Well, you shouldn't be entering this function without an sd_ea pointer,
so this case is a sort of bug I think. By returning -1 I think we should
end-up picking a CPU using select_fallback_rq(), which sort of makes
sense ?

>
> > +
> > + if (cpumask_test_cpu(prev_cpu, &p->cpus_allowed))
> > + prev_energy = best_energy = compute_energy(p, prev_cpu);
> > + else
> > + prev_energy = best_energy = ULONG_MAX;
> > +
> > + for_each_freq_domain(sfd) {
> > + unsigned long spare_cap, max_spare_cap = 0;
> > + int max_spare_cap_cpu = -1;
> > + unsigned long util;
> > +
> > + /* Find the CPU with the max spare cap in the freq. dom. */
>
> I undestand this being a heuristic to cut some overhead, but shouldn't
> the model tell between packing vs. spreading?

Ah, that's a very interesting one :-) !

So, with only active costs of the CPUs in the model, we can't really
tell what's best between packing or spreading between identical CPUs if
the migration of the task doesn't change the OPP request.

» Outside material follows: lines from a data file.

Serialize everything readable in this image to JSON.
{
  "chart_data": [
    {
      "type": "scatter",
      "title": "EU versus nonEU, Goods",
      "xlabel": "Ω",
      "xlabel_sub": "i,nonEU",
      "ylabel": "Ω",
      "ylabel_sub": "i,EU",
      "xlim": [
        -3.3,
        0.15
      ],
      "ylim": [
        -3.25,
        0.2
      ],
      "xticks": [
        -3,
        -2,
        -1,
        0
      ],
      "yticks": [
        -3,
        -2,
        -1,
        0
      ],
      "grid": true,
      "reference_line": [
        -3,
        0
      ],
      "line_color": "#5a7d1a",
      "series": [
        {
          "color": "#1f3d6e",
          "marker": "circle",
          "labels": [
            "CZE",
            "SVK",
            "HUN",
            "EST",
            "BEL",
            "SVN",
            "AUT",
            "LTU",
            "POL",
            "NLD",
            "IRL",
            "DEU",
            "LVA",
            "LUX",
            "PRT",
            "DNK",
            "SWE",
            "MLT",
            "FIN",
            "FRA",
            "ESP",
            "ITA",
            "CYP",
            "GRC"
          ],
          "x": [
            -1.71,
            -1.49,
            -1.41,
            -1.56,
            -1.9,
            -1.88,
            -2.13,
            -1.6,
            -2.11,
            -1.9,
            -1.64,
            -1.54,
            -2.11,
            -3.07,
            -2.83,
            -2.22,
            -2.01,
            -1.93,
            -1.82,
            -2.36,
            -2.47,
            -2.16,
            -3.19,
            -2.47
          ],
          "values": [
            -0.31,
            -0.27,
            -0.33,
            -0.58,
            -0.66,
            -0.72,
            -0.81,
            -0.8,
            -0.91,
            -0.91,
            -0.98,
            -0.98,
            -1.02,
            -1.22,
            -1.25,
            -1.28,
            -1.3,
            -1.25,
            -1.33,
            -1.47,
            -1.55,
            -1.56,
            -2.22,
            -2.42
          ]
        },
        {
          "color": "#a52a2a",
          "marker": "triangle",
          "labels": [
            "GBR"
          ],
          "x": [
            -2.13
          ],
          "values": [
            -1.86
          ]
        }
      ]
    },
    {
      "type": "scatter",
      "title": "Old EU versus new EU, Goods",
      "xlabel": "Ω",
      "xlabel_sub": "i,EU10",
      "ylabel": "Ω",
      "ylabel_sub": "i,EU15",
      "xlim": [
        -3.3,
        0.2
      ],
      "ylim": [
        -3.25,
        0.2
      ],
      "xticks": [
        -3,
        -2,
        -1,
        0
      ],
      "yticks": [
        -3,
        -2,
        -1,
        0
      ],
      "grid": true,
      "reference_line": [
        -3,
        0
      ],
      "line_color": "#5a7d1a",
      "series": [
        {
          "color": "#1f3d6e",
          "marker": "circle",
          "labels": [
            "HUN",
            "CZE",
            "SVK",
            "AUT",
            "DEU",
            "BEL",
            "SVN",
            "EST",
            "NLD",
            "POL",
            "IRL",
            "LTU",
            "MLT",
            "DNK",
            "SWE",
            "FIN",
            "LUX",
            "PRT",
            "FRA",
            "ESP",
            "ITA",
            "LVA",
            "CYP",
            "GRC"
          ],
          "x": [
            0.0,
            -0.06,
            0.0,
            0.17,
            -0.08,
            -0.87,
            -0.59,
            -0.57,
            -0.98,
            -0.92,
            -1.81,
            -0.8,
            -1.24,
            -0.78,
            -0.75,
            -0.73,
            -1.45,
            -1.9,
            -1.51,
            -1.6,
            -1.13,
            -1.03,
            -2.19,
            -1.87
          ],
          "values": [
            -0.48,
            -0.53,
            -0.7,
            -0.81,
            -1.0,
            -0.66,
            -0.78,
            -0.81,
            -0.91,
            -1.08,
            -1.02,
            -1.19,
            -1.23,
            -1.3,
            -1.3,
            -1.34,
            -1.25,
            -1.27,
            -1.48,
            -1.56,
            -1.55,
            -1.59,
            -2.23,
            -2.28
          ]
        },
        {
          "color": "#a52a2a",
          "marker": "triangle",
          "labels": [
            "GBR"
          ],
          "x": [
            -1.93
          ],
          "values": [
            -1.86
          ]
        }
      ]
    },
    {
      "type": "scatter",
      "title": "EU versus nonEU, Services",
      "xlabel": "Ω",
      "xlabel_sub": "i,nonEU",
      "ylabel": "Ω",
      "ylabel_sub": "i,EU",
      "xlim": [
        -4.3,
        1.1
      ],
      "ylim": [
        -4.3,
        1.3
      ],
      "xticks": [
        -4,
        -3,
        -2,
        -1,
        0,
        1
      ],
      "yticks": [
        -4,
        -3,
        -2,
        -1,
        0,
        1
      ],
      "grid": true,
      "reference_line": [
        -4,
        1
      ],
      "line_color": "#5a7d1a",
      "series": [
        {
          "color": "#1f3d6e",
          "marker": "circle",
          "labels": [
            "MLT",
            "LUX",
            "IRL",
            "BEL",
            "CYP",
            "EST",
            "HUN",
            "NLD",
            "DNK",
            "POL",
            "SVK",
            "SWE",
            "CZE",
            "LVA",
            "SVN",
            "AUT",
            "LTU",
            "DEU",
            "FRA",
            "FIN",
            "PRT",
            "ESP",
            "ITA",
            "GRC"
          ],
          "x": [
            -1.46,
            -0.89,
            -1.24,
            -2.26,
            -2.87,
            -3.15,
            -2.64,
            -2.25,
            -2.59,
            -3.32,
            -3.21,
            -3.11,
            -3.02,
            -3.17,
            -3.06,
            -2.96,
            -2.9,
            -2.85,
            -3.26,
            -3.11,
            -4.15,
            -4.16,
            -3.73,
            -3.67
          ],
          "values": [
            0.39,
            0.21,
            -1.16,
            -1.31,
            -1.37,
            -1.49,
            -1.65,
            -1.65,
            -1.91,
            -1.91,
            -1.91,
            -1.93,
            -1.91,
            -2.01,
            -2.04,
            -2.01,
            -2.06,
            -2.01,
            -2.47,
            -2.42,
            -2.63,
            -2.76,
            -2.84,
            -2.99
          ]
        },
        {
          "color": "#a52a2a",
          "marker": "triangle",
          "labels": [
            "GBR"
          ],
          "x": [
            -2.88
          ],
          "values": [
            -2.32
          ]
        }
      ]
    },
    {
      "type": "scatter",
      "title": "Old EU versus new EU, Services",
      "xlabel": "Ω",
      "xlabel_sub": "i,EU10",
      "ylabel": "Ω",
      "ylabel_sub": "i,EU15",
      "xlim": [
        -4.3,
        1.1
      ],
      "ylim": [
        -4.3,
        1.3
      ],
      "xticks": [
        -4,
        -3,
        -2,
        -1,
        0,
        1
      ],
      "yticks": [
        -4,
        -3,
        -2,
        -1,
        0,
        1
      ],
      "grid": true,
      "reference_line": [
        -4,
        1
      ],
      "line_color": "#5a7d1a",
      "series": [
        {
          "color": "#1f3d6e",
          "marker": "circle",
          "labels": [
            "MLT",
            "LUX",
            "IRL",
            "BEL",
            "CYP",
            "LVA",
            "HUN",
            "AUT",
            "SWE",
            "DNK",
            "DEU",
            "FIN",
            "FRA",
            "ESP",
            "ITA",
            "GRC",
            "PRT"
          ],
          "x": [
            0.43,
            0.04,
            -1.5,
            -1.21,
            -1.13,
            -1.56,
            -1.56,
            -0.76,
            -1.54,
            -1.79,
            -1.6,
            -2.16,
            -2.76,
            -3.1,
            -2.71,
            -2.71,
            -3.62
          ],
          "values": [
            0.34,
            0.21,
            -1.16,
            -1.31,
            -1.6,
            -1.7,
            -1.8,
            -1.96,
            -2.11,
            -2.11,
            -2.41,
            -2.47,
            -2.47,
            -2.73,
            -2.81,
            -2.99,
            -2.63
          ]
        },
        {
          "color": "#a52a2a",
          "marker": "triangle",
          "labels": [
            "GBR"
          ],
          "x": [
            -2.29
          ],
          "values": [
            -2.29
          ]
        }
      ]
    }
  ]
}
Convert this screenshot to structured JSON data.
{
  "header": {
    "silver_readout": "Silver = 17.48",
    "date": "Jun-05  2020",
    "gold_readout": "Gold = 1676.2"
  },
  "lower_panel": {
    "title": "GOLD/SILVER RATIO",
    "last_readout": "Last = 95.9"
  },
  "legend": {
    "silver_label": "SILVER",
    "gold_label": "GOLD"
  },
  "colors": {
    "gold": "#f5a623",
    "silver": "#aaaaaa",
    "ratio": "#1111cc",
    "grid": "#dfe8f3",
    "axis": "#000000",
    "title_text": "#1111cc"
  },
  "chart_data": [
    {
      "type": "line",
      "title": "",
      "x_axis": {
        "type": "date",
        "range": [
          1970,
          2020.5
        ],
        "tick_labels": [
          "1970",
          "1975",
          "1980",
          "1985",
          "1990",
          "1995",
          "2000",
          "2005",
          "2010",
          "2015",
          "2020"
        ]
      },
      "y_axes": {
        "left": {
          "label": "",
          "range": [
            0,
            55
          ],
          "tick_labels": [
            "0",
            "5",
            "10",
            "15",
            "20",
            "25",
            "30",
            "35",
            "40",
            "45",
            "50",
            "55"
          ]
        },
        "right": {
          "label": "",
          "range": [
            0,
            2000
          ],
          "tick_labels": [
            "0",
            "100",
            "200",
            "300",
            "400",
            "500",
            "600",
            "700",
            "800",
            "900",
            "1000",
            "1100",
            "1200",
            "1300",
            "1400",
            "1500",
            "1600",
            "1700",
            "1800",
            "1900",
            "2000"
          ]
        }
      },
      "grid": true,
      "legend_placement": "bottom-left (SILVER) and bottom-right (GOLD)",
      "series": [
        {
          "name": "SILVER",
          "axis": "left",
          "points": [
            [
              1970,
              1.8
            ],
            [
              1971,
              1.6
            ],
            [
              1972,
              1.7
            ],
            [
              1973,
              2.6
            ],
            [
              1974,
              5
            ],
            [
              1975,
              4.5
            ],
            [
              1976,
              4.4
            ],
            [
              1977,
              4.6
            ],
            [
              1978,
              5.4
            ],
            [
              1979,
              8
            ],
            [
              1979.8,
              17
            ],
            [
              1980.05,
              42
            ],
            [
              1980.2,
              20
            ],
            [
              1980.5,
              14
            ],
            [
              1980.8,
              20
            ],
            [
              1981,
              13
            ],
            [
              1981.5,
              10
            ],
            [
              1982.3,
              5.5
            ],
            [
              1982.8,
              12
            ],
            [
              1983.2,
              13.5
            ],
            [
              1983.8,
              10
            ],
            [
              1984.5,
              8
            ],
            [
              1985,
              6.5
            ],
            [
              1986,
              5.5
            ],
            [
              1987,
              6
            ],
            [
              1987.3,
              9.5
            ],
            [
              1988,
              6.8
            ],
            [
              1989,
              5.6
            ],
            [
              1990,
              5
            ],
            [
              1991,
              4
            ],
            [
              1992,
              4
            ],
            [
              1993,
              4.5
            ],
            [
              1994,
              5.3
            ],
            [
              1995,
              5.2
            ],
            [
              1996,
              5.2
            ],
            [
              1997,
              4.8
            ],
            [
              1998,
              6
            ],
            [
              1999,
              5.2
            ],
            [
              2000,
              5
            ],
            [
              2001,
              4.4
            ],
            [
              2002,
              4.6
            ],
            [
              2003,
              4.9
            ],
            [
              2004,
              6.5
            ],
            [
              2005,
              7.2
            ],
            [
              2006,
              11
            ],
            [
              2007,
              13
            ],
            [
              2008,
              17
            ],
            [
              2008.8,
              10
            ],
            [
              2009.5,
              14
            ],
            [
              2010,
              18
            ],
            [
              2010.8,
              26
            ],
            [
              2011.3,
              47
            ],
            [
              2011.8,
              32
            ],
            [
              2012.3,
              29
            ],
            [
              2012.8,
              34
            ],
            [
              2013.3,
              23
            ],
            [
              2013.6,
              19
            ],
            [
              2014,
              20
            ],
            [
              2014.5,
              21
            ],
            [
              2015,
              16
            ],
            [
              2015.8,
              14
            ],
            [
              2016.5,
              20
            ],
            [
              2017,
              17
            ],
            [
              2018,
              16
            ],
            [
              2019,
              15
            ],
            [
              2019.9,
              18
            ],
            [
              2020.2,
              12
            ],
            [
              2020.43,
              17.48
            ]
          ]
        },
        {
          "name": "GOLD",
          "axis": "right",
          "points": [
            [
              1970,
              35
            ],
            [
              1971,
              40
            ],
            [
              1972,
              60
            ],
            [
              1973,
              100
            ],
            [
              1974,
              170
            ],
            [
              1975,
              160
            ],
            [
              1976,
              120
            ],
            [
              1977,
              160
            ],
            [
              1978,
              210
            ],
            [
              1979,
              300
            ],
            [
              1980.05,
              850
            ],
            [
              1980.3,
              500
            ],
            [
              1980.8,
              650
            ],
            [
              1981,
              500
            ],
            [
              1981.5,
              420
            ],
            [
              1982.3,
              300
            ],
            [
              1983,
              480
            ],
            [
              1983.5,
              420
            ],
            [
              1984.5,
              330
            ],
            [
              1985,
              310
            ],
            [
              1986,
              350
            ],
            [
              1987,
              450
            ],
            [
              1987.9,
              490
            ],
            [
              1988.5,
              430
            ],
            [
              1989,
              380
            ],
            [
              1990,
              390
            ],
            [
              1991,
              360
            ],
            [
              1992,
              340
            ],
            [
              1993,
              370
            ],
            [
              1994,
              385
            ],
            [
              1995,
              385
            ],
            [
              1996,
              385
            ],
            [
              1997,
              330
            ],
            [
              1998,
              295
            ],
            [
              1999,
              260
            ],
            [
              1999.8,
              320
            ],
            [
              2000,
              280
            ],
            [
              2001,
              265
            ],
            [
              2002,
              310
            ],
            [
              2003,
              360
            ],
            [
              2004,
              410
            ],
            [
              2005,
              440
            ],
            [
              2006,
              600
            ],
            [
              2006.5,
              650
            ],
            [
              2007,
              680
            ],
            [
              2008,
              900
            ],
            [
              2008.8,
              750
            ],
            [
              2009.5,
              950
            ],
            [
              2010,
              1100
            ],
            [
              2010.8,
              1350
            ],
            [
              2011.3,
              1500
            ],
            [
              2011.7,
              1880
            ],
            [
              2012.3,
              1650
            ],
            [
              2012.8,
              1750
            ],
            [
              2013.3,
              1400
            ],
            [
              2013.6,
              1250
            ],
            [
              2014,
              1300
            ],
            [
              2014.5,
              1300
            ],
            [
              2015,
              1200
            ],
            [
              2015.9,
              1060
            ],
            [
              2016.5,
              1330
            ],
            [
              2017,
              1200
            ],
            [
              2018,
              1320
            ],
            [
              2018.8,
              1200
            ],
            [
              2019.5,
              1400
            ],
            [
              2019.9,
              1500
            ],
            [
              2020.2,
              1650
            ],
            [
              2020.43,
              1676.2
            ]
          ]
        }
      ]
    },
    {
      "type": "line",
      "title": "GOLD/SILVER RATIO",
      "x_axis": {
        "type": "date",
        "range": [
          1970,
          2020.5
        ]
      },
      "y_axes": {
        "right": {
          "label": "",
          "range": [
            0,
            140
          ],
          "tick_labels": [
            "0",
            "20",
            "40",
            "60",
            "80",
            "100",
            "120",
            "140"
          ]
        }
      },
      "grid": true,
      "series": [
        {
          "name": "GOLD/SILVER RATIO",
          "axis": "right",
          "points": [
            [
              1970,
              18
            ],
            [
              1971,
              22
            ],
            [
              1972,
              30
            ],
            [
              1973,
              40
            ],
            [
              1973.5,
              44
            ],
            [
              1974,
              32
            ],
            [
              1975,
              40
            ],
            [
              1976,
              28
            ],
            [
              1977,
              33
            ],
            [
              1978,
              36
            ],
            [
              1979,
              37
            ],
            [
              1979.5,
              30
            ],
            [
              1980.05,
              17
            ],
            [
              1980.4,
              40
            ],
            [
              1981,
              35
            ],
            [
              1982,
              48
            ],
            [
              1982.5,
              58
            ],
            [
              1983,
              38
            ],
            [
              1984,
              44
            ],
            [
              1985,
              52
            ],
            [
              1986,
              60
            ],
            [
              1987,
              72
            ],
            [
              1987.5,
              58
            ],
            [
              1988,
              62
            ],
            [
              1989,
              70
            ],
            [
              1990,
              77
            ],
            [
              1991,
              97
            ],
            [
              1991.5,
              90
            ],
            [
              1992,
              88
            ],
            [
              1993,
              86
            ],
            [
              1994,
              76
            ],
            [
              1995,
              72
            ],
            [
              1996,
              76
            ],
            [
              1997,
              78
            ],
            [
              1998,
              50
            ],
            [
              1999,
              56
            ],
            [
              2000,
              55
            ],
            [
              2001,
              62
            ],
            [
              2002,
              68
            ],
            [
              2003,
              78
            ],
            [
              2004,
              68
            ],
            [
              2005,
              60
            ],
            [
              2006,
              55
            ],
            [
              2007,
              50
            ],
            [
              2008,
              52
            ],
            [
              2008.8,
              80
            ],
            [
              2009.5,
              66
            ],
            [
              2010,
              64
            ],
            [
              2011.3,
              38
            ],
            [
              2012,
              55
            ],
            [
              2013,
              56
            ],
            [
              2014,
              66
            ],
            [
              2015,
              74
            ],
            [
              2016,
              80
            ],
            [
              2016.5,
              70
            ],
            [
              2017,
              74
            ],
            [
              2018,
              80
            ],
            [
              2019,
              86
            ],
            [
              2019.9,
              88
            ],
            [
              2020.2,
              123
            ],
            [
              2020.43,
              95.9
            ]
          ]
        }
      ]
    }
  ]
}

In a frequency domain, all the "best" CPU candidates for a task are
those for which we'll request a low OPP. When there are several CPUs for
which the OPP request will be the same, we just don't know which one to
pick from an energy standpoint, because we don't have other energy costs
(for idle states for ex) to break the tie.

With this EM, the interesting thing is that if you assume that OPP
requests follow utilization, you are _guaranteed_ that the CPU with
the max spare capacity in a freq domain will always be among the best
candidates of this freq domain. And since we don't know how to
differentiate those candidates, why not using this one ?

Yes, it _might_ be better from an energy standpoint to pack small tasks
on a CPU in order to let other CPUs go in deeper idle states. But that
also hurts your chances to go cluster idle. Which solution is the best ?
It depends, and we have no ways to tell with this EM.

This approach basically favors cluster-packing, and spreading inside a
cluster. That should at least be a good thing for latency, and this is
consistent with the idea that most of the energy savings come from the
asymmetry of the system, and not so much from breaking the tie between
identical CPUs. That's also the reason why EAS is enabled only if your
system has SD_ASYM_CPUCAPACITY set, as we already discussed for patch
05/10 :-).

Does that make sense ?

Thanks,
Quentin